I really hope I am right, because I think this investment into vision is the correct play.
(2) Open source will triumph
Do you remember how 2025 started? DeepSeek had just shocked the world towards the end of 2024. What made DeepSeek so popular and industry-shifting was the fact that they a) open-sourced their models and research and b) were innovative in all areas (reasoning, RL, etc.) I think that more and more, labs and people are realizing that open-source is not just a good thing for the industry, but a necessary thing. Agents such as Open Code that are competitors to Claude Code and models like KimiK2, Qwen, MiniMax M2.1, etc. have been revolutionizing what operating in public means. These are not just some tier below the SOTA models, but ones that are openly competing with them across benchmarks and functionality.

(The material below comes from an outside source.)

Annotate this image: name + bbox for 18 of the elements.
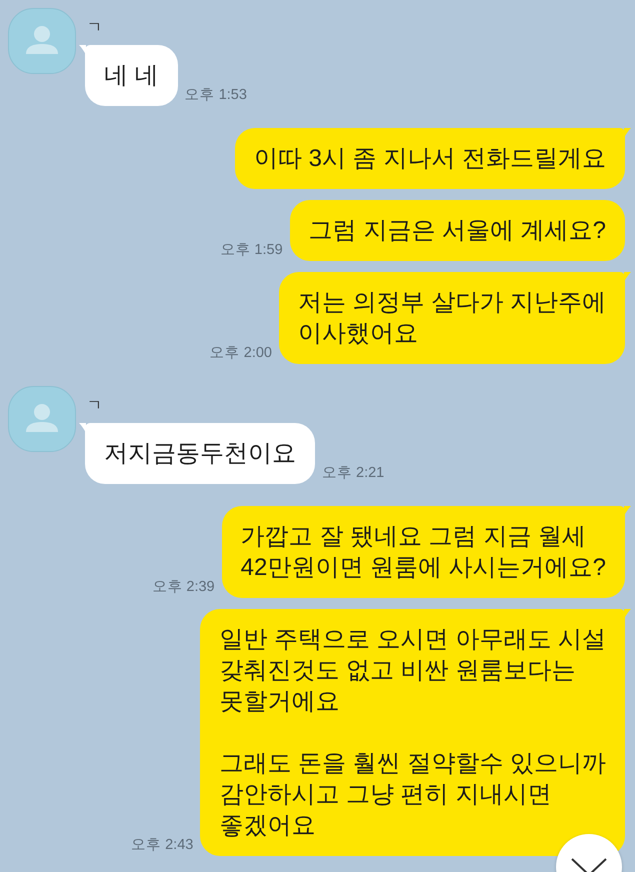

To me, this desire for open source traces back to what research is at its core. The foundation of research is placed in sharing your knowledge with the world, enabling it to know more and iterate upon that research to move ALL of humanity further along. And in a world where leaders like Dario Amodei claim that superintelligence could have the ability to solve problems humanity has been dealing with for hundreds of years such as world hunger or cancer, open source will be the main driving force for research. This is made even more clear with Anthropic’s acquisition of Bun (which is open sourced) and many others that have been happening recently. Labs that are focusing on open sourcing their work, and bringing everyone else along the ride have gained people’s trust compared to more closed labs, which is why I think we will see a bigger rise in such.
While I do have more predictions (and goals) for 2026, I think that they are too similar to other people’s (and thus would not be able to celebrate the correctness of such). I will end it off by just saying this:
There is so much to look forward to, because this is the worst that AI will ever be going forward.